The Oomingmak Musk Ox Producer’s Co-op has been a Better Business Bureau Accredited Business for over 25 years. They produce one of the most uniquely Alaskan items: clothing knit from Qiviut – the soft, very fine, undercoat hairs from the Arctic musk ox. The musk ox is more closely related to goats and sheep than oxen. Owners of the 250-member cooperative live mostly in the coastal villages in Southwest Alaska.
BBB’s Michelle Tabler sat down with Marie Texter, the Executive Director of the Co-op to learn more about their fascinating story.
Tell us about the history of knitting with Qiviut.
The founder of the Co-op, Dr. John Teal, was an anthropologist who did studies in the Alaskan villages. He saw the beautiful, traditional handiwork that the women did with Qiviut, a renewable resource, and thought knitting these items could be a way for the villagers to continue their subsistence lifestyle and stay in their village, but still earn an income. This evolved into the Co-op as it is today. The Co-op purchases most of the fibers from subsistence hunters in the villages (where approximately 4000 wild musk ox roam) allowing for another source of income for people in the villages. There are also about 100 musk ox located on two farms where they are combed for their Qiviut.
The Co-op requires 1,000 pounds of raw fiber to send out to be spun into yarn once it is scoured (washed to eliminate the dander and dirt) and de-haired (excess thick hair is taken out leaving the downy layer). The fibers are then sent to mills Outside to be spun, so the original 1000 pounds loses 40-60 percent of its weight. This process can take up to a year. Once back from the mill, the yarn is sent out to the active members.

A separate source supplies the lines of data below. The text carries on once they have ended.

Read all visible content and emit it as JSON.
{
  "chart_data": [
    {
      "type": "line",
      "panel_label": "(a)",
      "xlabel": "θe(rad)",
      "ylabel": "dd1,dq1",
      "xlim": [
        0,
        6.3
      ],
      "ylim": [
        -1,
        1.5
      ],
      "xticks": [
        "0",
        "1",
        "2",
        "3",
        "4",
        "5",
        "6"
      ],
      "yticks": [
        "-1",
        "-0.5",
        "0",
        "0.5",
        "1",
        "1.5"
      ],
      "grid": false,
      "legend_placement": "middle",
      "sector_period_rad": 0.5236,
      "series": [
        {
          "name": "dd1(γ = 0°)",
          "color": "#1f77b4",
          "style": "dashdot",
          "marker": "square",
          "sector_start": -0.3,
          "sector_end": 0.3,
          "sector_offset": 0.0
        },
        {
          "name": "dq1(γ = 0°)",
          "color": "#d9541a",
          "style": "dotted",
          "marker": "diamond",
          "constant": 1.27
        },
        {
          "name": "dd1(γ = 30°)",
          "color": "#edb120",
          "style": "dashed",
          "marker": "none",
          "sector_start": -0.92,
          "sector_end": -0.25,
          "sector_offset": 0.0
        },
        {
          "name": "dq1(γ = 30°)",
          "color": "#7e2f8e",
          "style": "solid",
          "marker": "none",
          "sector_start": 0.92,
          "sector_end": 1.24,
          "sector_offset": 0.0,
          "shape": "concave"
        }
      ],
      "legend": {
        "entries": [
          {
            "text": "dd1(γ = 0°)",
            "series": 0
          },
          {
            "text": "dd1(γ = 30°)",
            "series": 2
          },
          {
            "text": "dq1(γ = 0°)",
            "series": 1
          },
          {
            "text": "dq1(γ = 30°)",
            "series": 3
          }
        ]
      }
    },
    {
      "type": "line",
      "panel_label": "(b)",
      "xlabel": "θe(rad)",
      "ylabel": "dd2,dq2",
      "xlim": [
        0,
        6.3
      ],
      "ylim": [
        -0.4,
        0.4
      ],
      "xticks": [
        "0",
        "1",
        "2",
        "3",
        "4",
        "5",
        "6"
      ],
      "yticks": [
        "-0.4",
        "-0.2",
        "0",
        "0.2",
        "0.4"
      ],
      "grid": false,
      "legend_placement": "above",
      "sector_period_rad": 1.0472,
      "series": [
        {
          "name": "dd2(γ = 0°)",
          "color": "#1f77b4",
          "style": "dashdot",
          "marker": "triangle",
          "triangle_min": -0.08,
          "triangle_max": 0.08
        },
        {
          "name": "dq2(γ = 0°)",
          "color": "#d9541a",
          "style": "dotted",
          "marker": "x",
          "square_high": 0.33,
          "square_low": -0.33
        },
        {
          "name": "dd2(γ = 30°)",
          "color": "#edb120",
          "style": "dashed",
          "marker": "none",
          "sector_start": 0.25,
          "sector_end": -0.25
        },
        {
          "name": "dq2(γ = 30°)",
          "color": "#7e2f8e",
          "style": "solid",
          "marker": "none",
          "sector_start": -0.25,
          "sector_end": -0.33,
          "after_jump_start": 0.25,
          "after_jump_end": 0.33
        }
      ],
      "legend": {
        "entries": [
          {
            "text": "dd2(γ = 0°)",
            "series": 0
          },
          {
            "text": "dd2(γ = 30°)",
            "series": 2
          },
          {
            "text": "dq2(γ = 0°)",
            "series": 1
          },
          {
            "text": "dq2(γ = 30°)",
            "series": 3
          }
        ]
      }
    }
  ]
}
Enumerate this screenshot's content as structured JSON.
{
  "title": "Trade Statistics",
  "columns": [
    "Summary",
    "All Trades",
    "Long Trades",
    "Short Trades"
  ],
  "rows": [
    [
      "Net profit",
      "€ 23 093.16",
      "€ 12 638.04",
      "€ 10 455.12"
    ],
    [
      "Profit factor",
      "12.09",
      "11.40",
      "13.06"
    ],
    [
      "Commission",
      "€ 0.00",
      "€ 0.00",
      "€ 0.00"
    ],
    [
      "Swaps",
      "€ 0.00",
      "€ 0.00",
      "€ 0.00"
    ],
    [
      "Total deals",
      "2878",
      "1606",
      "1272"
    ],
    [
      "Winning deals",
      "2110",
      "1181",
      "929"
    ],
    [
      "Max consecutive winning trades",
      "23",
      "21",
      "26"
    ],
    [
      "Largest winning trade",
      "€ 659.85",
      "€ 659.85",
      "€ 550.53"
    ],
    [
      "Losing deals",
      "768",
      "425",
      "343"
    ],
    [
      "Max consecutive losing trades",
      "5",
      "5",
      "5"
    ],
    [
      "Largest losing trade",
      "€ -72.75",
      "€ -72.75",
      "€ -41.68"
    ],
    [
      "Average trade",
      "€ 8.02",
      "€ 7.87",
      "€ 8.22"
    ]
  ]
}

Members have no quotas or time limits. Of the 250 members, about 150 were active knitters in 2017. The youngest member is now 18. Family members can apply to become part of the Co-op but must knit a test pattern to be judged for quality. Elder knitters tend to use patterns on a graph, but the younger members have been using written patterns. Knitters are paid right away – payment is by the number of stitches in an item. For example, an average smoke ring (cowl) is about 20,000 stitches.
What is Qiviut and how is it different from other types of wool?
Qiviut is a fine fiber which is very warm, trapping body heat, without being thick or bulky like wool. It’s more like a fine straight hair. And it also doesn’t shrink in hot water.
Standard patterns have been developed for each village area. The inspiration was based on traditional patterns or artifacts used in that area of Alaska.
How many products are produced yearly?
In 2017, almost 2600 items were produced including hats, scarves, shawls, headbands, cowls (called smoke rings or the native word, Nachaq) and tunics.
Smoke rings are the most popular item sold. These can be worn around the neck or pulled over the head. Clothing items such as gloves, socks, and sweaters are not conducive to Qiviut as the fiber would wear through due to rubbing.
About 80 percent of the hand knitted items are sold at the Anchorage store. The rest are retailed through the website or by phone. Often, those purchasing online are repeat customers who visited the store and want to buy additional items.
The Co-op has been BBB accredited for more than 25 years. Why do you feel it is important to maintain BBB standards?
People need to see that we are interested in producing a quality product. I always felt that there should be somewhere to review businesses and make complaints. The Co-op has been in good standing since we joined BBB.
What are the challenges with operating such a large group?
We deal with the remote villages in Alaska so turn-around time is a challenge. When there’s bad weather in a village, there’s no planes or mail in and out. Also, because we are Native owned, we have non-English speaking knitters.
What do you enjoy most about the work you do with the Co-op?
I think it’s important that we are providing a way for villagers to earn extra money. In the past few years, some of the villages have been hit by the lack of fish and erosion of their townsites, due to global warming. I like the idea of helping, but it’s a big responsibility. I have to make sure I’m fair to everyone and that we’re answering the need that out’s there. I like that the members are able to earn money in their own time and stay at home.
We are fulfilling the original mission by offering a way for villagers to make money while maintaining the Native culture.